Depression Through the Eyes of Three Twenty-Somethings

by “Dopey,” “Happy,” and “Grumpy”

Depression affects people from all walks of life, yet few people are willing to talk about it openly. These three young women who have experienced it firsthand are here to share their stories.

“Dopey” has suffered from depression for six years and still struggles to cope:

I know what it’s like.

I know how it feels.

I am a soldier, fighting myself.

Many a night, I sit on my loveseat, staring blankly at my computer screen in front of me. My TV is white noise in my ears as I click from one website to another, seeing things I have already seen. My clock clicks past another minute, and distantly I know things I could do: sleep, read, write draw; do homework, chores, exercises—do anything! But I don’t. I sit there and go back to a website my eyes have scanned ten times already today. The sun shines through the window behind me where two adorable kittens nap and a breeze brings the smell of lilacs wafting into my room—my absolute favorite flower. Yet I take little notice.

My mind is far within myself, surrounded by both darkness and nothing at all. I’m teetering on the edge of a narrow stair, unstable in my emotions. If I fall, I’ll be unreasonable, sensitive, and inexplicably angry. I will be unable to deal with anything and turn to my unhealthy coping mechanism—turning into a lump in my room, doing nothing when there is everything to be done.

“Happy” has recovered from depression, but it once inhibited her happiness:

I am surround by a sea of people, but I feel alone.

As I came home from school, I ran to my room. I didn’t want to see or talk to anybody. I just wanted to be a rock, so I wouldn’t feel what I was feeling.

Every day that I woke up to go to school I had to ward myself. Another day I had to deal with those comments from my classmates. I was being bullied just because I was different. Being bullied at a young age caused me to be depressed for a very long time. I would go home crying every day and tell my mother what everybody was saying to me at school. She would say, “Honey you are just being sensitive, their words can’t harm you.” Their words did harm me in a way that I can’t even explain. Nobody in family understood what I was going through.

“Grumpy” suffered from depression throughout her adolescent and teen years:

Depression. Having experienced it and suffered through it myself, I know how it feels. It affects every part of your life. Family. School. Relationships. Most of all, it affects the way you think about yourself. It consumes your entire life; it swallows you whole.
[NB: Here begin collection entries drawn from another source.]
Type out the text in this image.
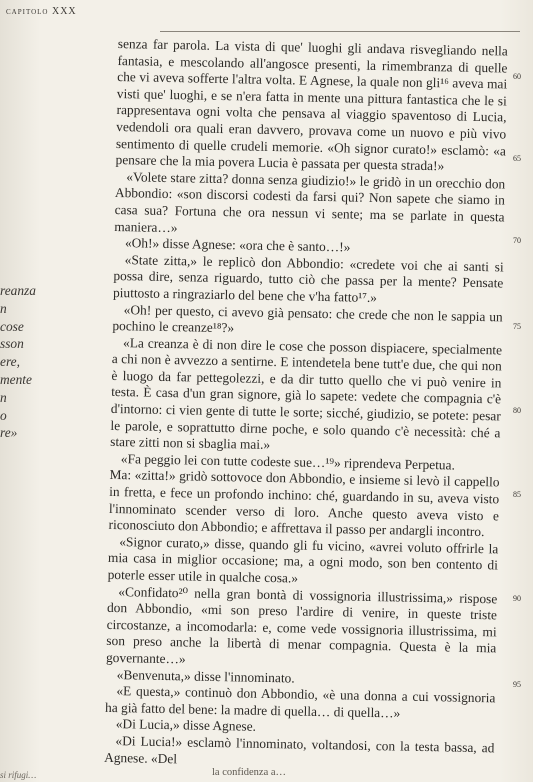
capitolo XXX

senza far parola. La vista di que' luoghi gli andava risvegliando nella fantasia, e mescolando all'angosce presenti, la rimembranza di quelle che vi aveva sofferte l'altra volta. E Agnese, la quale non gli¹⁶ aveva mai visti que' luoghi, e se n'era fatta in mente una pittura fantastica che le si rappresentava ogni volta che pensava al viaggio spaventoso di Lucia, vedendoli ora quali eran davvero, provava come un nuovo e più vivo sentimento di quelle crudeli memorie. «Oh signor curato!» esclamò: «a pensare che la mia povera Lucia è passata per questa strada!»

«Volete stare zitta? donna senza giudizio!» le gridò in un orecchio don Abbondio: «son discorsi codesti da farsi qui? Non sapete che siamo in casa sua? Fortuna che ora nessun vi sente; ma se parlate in questa maniera…»

«Oh!» disse Agnese: «ora che è santo…!»

«State zitta,» le replicò don Abbondio: «credete voi che ai santi si possa dire, senza riguardo, tutto ciò che passa per la mente? Pensate piuttosto a ringraziarlo del bene che v'ha fatto¹⁷.»

«Oh! per questo, ci avevo già pensato: che crede che non le sappia un pochino le creanze¹⁸?»

«La creanza è di non dire le cose che posson dispiacere, specialmente a chi non è avvezzo a sentirne. E intendetela bene tutt'e due, che qui non è luogo da far pettegolezzi, e da dir tutto quello che vi può venire in testa. È casa d'un gran signore, già lo sapete: vedete che compagnia c'è d'intorno: ci vien gente di tutte le sorte; sicché, giudizio, se potete: pesar le parole, e soprattutto dirne poche, e solo quando c'è necessità: ché a stare zitti non si sbaglia mai.»

«Fa peggio lei con tutte codeste sue…¹⁹» riprendeva Perpetua.

Ma: «zitta!» gridò sottovoce don Abbondio, e insieme si levò il cappello in fretta, e fece un profondo inchino: ché, guardando in su, aveva visto l'innominato scender verso di loro. Anche questo aveva visto e riconosciuto don Abbondio; e affrettava il passo per andargli incontro.

«Signor curato,» disse, quando gli fu vicino, «avrei voluto offrirle la mia casa in miglior occasione; ma, a ogni modo, son ben contento di poterle esser utile in qualche cosa.»

«Confidato²⁰ nella gran bontà di vossignoria illustrissima,» rispose don Abbondio, «mi son preso l'ardire di venire, in queste triste circostanze, a incomodarla: e, come vede vossignoria illustrissima, mi son preso anche la libertà di menar compagnia. Questa è la mia governante…»

«Benvenuta,» disse l'innominato.

«E questa,» continuò don Abbondio, «è una donna a cui vossignoria ha già fatto del bene: la madre di quella… di quella…»

«Di Lucia,» disse Agnese.

«Di Lucia!» esclamò l'innominato, voltandosi, con la testa bassa, ad Agnese. «Del

60
65
70
75
80
85
90
95
reanza
n
cose
sson
ere,
mente
n
o
re»
si rifugi…	la confidenza a…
This is how it affected my life: I withdrew from my family. The people closest to me, those who had known me my entire life, couldn’t save me from myself. I have a family history of depression, but it seemed like no one could possibly understand my feelings. My grades in school suffered. I had always been an “A” student, but my grades started slipping. I failed classes. This was very unlike me. I never wanted to hang out with my friends. I felt like they couldn’t possibly want to spend time with someone like me. I stopped calling them and avoided all contact, tarnishing the relationships I had with them permanently. I couldn’t hold a serious romantic relationship. I didn’t think anyone would like me for anything other than sex, so I allowed myself to be used and abused. I struggled for years, wondering if I would ever find the proverbial light at the end of the tunnel.

My life was a jigsaw puzzle that I couldn’t put back together on my own. I finally sought help. I started working with a psychiatrist to find an effective combination of antidepressants and began talking to a therapist once a week. Now I feel better than I have in years. I’m close with my family again, I’m doing well in school, I actually speak to my friends on a regular basis, and I’m in a wonderful relationship. I finally finished the jigsaw puzzle. Now that all the pieces are together, I see that they make up a picture of my future. That future is looking brighter every day.

These brave women shared their stories. Don’t be afraid to share yours.